Labour has been thrown into turmoil over the choice of an general election candidate in Falkirk amid accusations of ballot-rigging by Unite, which is Labour's biggest donor.
One senior party figure told the Independent: "It was all very depressing - I thought we had seen the end of that sort of thing 20 years ago."
David Blunkett, the former Home Secretary, urged the party to release the conclusions of an internal report into alleged wrong-doing in the constituency.
He said Labour had reacted swiftly to that controversy, but added that Mr Miliband had to intensify efforts to distance himself from its biggest union backers, which helped him win the leadership.
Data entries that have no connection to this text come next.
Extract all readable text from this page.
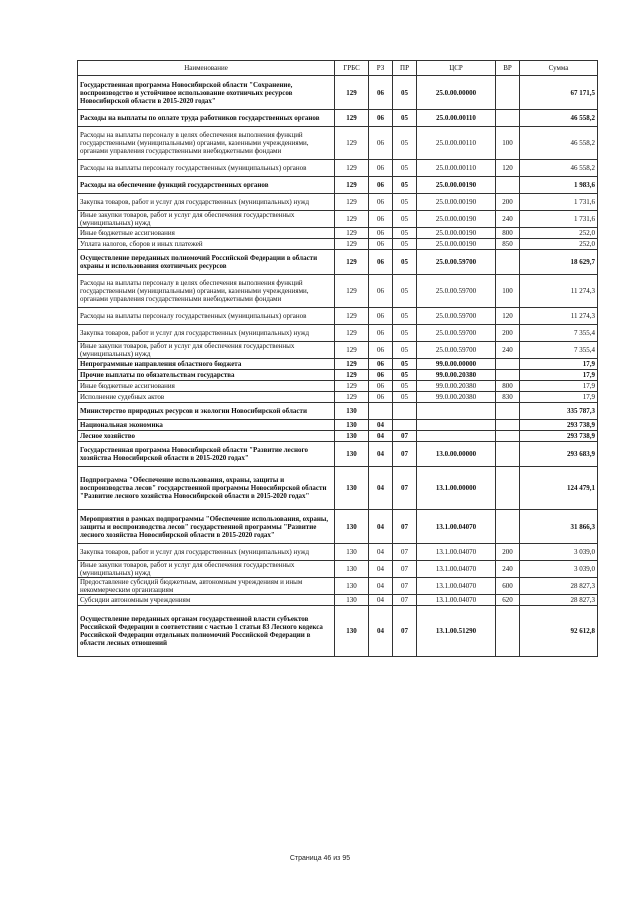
Наименование	ГРБС	РЗ	ПР	ЦСР	ВР	Сумма
Государственная программа Новосибирской области "Сохранение, воспроизводство и устойчивое использование охотничьих ресурсов Новосибирской области в 2015-2020 годах"	129	06	05	25.0.00.00000		67 171,5
Расходы на выплаты по оплате труда работников государственных органов	129	06	05	25.0.00.00110		46 558,2
Расходы на выплаты персоналу в целях обеспечения выполнения функций государственными (муниципальными) органами, казенными учреждениями, органами управления государственными внебюджетными фондами	129	06	05	25.0.00.00110	100	46 558,2
Расходы на выплаты персоналу государственных (муниципальных) органов	129	06	05	25.0.00.00110	120	46 558,2
Расходы на обеспечение функций государственных органов	129	06	05	25.0.00.00190		1 983,6
Закупка товаров, работ и услуг для государственных (муниципальных) нужд	129	06	05	25.0.00.00190	200	1 731,6
Иные закупки товаров, работ и услуг для обеспечения государственных (муниципальных) нужд	129	06	05	25.0.00.00190	240	1 731,6
Иные бюджетные ассигнования	129	06	05	25.0.00.00190	800	252,0
Уплата налогов, сборов и иных платежей	129	06	05	25.0.00.00190	850	252,0
Осуществление переданных полномочий Российской Федерации в области охраны и использования охотничьих ресурсов	129	06	05	25.0.00.59700		18 629,7
Расходы на выплаты персоналу в целях обеспечения выполнения функций государственными (муниципальными) органами, казенными учреждениями, органами управления государственными внебюджетными фондами	129	06	05	25.0.00.59700	100	11 274,3
Расходы на выплаты персоналу государственных (муниципальных) органов	129	06	05	25.0.00.59700	120	11 274,3
Закупка товаров, работ и услуг для государственных (муниципальных) нужд	129	06	05	25.0.00.59700	200	7 355,4
Иные закупки товаров, работ и услуг для обеспечения государственных (муниципальных) нужд	129	06	05	25.0.00.59700	240	7 355,4
Непрограммные направления областного бюджета	129	06	05	99.0.00.00000		17,9
Прочие выплаты по обязательствам государства	129	06	05	99.0.00.20380		17,9
Иные бюджетные ассигнования	129	06	05	99.0.00.20380	800	17,9
Исполнение судебных актов	129	06	05	99.0.00.20380	830	17,9
Министерство природных ресурсов и экологии Новосибирской области	130					335 787,3
Национальная экономика	130	04				293 738,9
Лесное хозяйство	130	04	07			293 738,9
Государственная программа Новосибирской области "Развитие лесного хозяйства Новосибирской области в 2015-2020 годах"	130	04	07	13.0.00.00000		293 683,9
Подпрограмма "Обеспечение использования, охраны, защиты и воспроизводства лесов" государственной программы Новосибирской области "Развитие лесного хозяйства Новосибирской области в 2015-2020 годах"	130	04	07	13.1.00.00000		124 479,1
Мероприятия в рамках подпрограммы "Обеспечение использования, охраны, защиты и воспроизводства лесов" государственной программы "Развитие лесного хозяйства Новосибирской области в 2015-2020 годах"	130	04	07	13.1.00.04070		31 866,3
Закупка товаров, работ и услуг для государственных (муниципальных) нужд	130	04	07	13.1.00.04070	200	3 039,0
Иные закупки товаров, работ и услуг для обеспечения государственных (муниципальных) нужд	130	04	07	13.1.00.04070	240	3 039,0
Предоставление субсидий бюджетным, автономным учреждениям и иным некоммерческим организациям	130	04	07	13.1.00.04070	600	28 827,3
Субсидии автономным учреждениям	130	04	07	13.1.00.04070	620	28 827,3
Осуществление переданных органам государственной власти субъектов Российской Федерации в соответствии с частью 1 статьи 83 Лесного кодекса Российской Федерации отдельных полномочий Российской Федерации в области лесных отношений	130	04	07	13.1.00.51290		92 612,8
Страница 46 из 95
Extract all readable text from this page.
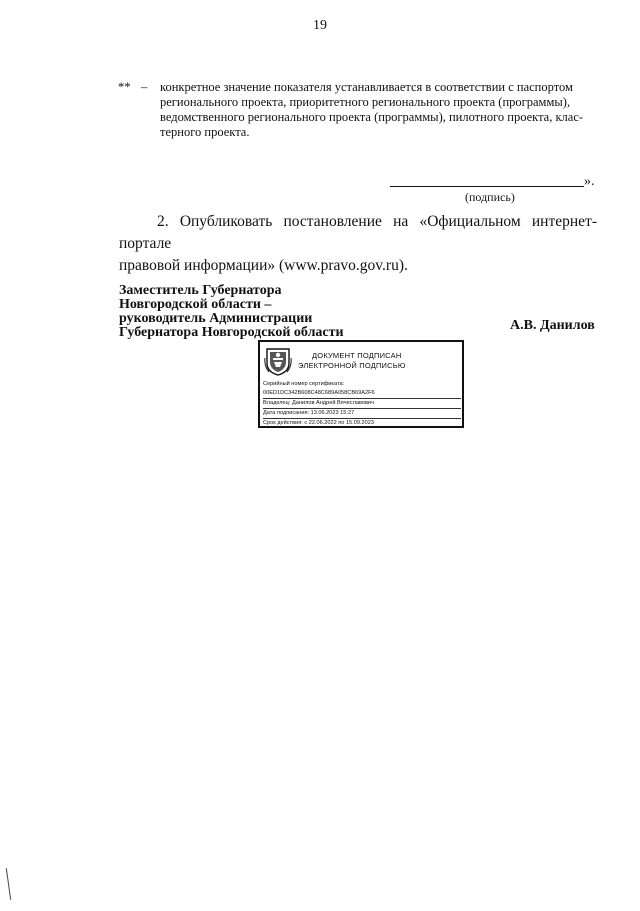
19
** – конкретное значение показателя устанавливается в соответствии с паспортом
регионального проекта, приоритетного регионального проекта (программы),
ведомственного регионального проекта (программы), пилотного проекта, клас-
терного проекта.
».
(подпись)
2. Опубликовать постановление на «Официальном интернет-портале
правовой информации» (www.pravo.gov.ru).
Заместитель Губернатора
Новгородской области –
руководитель Администрации
Губернатора Новгородской области	А.В. Данилов
ДОКУМЕНТ ПОДПИСАН
ЭЛЕКТРОННОЙ ПОДПИСЬЮ
Серийный номер сертификата:
00ED1DC342B608C48C689A058CB69A2F6
Владелец: Данилов Андрей Вячеславович
Дата подписания: 13.06.2023 15:27
Срок действия: с 22.06.2022 по 15.09.2023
"The trade union vote of their members was very decisive. Perception really matters, I'd be daft to suggest that it doesn't. We can't have a go at the vested interest of the Tory party if we don't clear our own house," Mr Blunkett told BBC1.
"We shouldn't be afraid of ideas and policy. At the moment, if we are afraid of those and the idea of looking to the future and being radical then, I'm afraid, we'll be the party of the graveyard and none of us want that."
The party's National Executive Committee put the Falkirk Labour Party into "special measures" following allegations Unite had been recruiting union members to the local party and paying their fees for them.
The claims are strongly denied by the union and its general secretary, Len McCluskey, has threatened legal action.
It suggested the moves followed a speech by the Blairite former Cabinet Minister, Lord Mandelson, in which he condemned "blatant attempts to manipulate the process by trade union machines".
It said: "Unite believes this is at its heart a political issue over the future of Labour as a party which reflects in its parliamentary make-up those working people it seeks to represent and is not the exclusive preserve of a self-selected metropolitan elite."
Grant Shapps, the Conservative chairman, said: "Day by day an unaccountable and unelected union baron is strengthening his vice-like grip on the Labour Party.
"If Ed Miliband won't stand up the likes of Len McCluskey in his party, there's no way he could stand up for this country's interests."